I am indexing an internal web site with about 50,000 documents. I recently started having a problem where anytotx.exe and gw.exe sit there each taking 50% of the cpu. I have waited up to 3 hours for one to timeout and it never happens. If I kill anytotx.exe, then gw will continue walking after a few minutes. It is not always the same files that cause this problem. I will be upgrading to version 5.x soon, but at the moment I have to make this work with version 2.7 (running on Windows 2000).

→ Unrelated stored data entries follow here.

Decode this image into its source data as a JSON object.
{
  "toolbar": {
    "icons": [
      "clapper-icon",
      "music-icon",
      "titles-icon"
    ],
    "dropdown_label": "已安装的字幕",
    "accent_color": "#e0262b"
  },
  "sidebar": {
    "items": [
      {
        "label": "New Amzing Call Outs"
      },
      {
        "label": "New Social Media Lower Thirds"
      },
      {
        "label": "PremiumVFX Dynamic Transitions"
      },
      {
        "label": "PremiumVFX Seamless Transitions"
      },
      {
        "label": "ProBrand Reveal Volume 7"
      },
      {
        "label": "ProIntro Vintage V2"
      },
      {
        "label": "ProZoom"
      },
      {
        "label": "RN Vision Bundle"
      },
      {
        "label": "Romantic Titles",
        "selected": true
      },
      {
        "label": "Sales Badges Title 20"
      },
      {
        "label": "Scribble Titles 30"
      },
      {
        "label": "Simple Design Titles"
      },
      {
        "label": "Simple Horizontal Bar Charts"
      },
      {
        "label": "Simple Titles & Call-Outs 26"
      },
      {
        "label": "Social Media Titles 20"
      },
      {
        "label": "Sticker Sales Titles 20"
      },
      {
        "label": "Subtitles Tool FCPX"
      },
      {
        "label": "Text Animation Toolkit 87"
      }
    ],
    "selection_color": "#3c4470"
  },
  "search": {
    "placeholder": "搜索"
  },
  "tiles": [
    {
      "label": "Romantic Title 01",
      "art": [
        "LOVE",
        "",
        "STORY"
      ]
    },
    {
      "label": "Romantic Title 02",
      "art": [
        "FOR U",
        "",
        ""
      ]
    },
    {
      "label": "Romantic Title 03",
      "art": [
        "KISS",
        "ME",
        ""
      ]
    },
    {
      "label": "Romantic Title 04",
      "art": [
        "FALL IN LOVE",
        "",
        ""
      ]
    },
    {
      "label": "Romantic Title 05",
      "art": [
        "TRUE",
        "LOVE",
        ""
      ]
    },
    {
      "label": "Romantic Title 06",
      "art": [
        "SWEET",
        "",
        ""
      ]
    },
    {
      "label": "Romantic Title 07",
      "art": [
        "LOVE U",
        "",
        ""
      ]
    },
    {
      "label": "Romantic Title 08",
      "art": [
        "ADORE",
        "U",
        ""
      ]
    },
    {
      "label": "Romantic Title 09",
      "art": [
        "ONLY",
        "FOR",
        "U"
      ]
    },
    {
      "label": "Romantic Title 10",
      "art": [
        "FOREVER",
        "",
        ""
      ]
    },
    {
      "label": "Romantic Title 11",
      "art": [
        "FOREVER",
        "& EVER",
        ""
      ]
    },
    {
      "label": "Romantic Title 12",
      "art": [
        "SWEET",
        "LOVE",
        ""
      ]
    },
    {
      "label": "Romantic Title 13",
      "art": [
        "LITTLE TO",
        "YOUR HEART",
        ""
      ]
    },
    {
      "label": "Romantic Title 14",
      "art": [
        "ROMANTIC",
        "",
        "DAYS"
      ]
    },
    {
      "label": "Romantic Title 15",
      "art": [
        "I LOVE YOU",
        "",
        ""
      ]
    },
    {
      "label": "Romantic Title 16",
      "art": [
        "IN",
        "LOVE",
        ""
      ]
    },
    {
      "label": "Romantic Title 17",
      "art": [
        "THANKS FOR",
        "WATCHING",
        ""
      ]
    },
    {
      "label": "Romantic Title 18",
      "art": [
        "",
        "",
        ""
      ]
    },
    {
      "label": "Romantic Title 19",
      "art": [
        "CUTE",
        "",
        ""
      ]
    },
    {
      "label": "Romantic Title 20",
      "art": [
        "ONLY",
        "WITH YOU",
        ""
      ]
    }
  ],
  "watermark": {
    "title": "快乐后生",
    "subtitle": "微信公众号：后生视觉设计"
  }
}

Does anybody have any ideas?
User avatar
mark
Site Admin
Posts: 5519
Joined: Tue Apr 25, 2000 6:56 pm

AnytoTx and gw hang

Post by mark »

Try doing it in smaller chunks. Use the -p option to limit to, maybe, 2000-5000 pages. Also use the -noindex option. Then keep running the command until no pages are fetched. Then run once with -index.
mikep
Posts: 5
Joined: Mon Sep 06, 2004 3:39 pm

AnytoTx and gw hang

Post by mikep »

How can I tell when no pages are fetched? Does "select count(*) from todo" return zero? Or do I compare the before and after values of "Select count(*) from html" ?
User avatar
mark
Site Admin
Posts: 5519
Joined: Tue Apr 25, 2000 6:56 pm

AnytoTx and gw hang

Post by mark »

Either method should work. Except I would count(Url) rather than count(*).
Post Reply